The state governor's job in India is perhaps the cushiest of them all, and, as I told my friend, his invitation is a kind of five-star holiday, all expenses paid. You are telling me, he said, as if the job is a kind of punishment, but I never saw him do anything except preside over some meetings and entertain assorted guests of meals which sometimes went on for ever. Incidentally, he had put on quite a lot of weight since I had last seen him in a bookshop in Connaught Place, Delhi, haggling with the owner over the price, but that was a long time ago.
Now he presided over a state from a palace that was strategically placed over an escarpment, with valleys on either side and turbulent rivers through them as they poured headlong into the Arabian Sea. There was much noise and, of course, huge mountains of spray as the rivers clashed and disappeared into the sea. Every morning, I saw the spectacle from my room, though my friend had no time for such frivolities just as he had no time for anything but politics.
The palace was about five hundred years old, but well preserved for all its years. The first man to conquer a piece of India had lived there but his portraits had now been removed, though some things remained. I was told that the room I slept in was actually his bedroom, and so perhaps was the giant bed. The idea I was sleeping in a foreign general's massive rosewood bed was enough to leave me sleepless, but gradually I got used to it.
I realised during the course of the week that my friend was actually running a five-star hotel, and many of his guests were unknown to him.
At dinner time, I met them all -- governors of other states, ministers from Delhi, including one who was not quite familiar with the knives and forks laid out before him and who begged to instruct him in the niceties of dining room etiquette, and, of course, the usual crowd of hangers-on who have an eye for freebies. I met them all at the dinner table, and sometimes at breakfast, when some of them seemed to be not quite awake, and were not too happy at the so-called "western" meal served to them which seemed a little too light in calories for the hard work they would put in as the day progressed.
Since I had not much to do except go over any book and correct the proofs, I used to wonder over the governor's estate, and, of course, the palace, under the watchful eyes of the armed constabulary which watched my every step.

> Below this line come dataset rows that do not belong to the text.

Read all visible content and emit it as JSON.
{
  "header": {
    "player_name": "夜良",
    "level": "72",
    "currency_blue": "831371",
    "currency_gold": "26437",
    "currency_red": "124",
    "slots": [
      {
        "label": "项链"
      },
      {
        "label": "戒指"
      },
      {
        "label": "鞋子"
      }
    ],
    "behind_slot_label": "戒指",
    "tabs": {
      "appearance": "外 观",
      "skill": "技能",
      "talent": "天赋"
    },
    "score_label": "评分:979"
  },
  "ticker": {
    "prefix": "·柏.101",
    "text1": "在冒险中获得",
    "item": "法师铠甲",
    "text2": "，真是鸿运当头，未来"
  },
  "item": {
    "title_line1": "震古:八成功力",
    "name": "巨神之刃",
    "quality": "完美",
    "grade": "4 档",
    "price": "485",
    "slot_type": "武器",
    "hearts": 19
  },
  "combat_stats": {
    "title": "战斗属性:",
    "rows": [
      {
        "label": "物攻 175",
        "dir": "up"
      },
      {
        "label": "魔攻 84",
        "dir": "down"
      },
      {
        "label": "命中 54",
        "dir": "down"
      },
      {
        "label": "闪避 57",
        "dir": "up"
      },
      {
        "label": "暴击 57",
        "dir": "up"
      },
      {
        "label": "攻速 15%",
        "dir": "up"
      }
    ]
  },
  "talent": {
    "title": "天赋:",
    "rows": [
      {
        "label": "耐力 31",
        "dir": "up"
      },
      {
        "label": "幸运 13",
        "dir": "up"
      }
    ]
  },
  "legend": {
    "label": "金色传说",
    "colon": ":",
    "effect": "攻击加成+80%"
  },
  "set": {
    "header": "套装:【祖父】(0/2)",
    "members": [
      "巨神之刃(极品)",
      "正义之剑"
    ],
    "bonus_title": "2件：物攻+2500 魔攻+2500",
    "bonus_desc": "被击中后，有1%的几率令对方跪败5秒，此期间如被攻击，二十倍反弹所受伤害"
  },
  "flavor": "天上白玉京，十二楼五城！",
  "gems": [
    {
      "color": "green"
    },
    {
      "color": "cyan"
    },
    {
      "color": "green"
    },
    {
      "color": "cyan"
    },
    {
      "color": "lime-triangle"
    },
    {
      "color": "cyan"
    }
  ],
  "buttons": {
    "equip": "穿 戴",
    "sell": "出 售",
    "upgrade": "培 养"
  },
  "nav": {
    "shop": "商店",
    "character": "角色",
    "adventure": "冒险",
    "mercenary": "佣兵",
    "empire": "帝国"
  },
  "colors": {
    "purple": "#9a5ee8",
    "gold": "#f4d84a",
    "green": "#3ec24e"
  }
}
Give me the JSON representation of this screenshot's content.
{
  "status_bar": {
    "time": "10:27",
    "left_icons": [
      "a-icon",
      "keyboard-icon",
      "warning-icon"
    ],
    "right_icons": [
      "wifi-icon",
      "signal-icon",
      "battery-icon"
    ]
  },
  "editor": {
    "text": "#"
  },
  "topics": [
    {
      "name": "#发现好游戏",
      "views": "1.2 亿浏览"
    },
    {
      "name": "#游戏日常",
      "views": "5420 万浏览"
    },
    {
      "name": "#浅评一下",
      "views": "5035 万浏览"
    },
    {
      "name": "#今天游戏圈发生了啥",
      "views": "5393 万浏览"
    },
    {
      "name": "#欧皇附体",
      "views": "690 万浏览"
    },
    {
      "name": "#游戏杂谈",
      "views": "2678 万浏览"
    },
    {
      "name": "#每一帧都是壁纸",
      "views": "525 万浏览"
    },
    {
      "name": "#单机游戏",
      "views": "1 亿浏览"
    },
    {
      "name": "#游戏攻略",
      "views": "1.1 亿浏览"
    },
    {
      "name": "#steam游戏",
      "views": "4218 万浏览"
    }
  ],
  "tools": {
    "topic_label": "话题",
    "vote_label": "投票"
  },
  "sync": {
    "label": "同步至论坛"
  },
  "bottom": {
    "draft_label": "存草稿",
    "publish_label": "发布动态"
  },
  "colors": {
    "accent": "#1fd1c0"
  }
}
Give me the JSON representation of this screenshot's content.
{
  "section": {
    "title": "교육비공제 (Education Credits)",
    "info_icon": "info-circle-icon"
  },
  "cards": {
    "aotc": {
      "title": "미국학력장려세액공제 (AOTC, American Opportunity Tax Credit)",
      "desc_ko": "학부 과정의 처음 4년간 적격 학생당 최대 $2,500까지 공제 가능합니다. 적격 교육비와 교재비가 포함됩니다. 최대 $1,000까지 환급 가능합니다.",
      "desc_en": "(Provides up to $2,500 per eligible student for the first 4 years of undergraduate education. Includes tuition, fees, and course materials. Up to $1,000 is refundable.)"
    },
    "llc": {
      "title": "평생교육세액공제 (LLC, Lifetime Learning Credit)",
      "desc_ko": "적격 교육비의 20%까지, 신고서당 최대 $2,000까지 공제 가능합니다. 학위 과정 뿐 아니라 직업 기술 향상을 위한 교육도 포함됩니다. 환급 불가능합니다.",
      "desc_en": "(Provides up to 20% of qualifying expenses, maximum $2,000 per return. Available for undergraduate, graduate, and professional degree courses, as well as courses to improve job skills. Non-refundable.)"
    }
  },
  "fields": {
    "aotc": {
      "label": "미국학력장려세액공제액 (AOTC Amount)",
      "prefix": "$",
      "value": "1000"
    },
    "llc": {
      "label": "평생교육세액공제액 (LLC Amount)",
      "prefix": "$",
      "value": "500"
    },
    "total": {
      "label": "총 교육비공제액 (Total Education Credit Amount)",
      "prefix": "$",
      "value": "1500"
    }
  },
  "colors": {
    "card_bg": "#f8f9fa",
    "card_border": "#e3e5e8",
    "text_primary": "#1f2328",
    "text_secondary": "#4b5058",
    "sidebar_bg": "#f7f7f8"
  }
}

There were also signs of the previous foreign occupants. There was a church, a little out of place under the new dispensation, and armloads of guns and rifles, some of them going back to the sixteenth century. You felt you had suddenly skipped centuries and were carried back to the times Vasco da Gama had landed at Calicut in search of spices and the trade winds had transported him north along the Malabar coast to Goa and beyond. You fest you were back in the sixteenth or seventeenth centuries, among the Marathas lying in wait in the mountains to take their revenge on the foreign marauders.
But my friend had little use for such things and could not even speak the local language. His guests were so busy with their schedules they didn't much care for local history either. For them, one Raj Bhavan was as good as another, and the spectable of the two rivers at the bottom of the valley made no impression. Whenever I tried to draw them into history, they looked the other way, and left in their white Ambassadors!
The day I left, I felt I was leaving history behind, but my friend was relieved. He could now go back to his dinner guests and their scented ladies, and the usual gossip about Delhi. Politicians will always be politicians!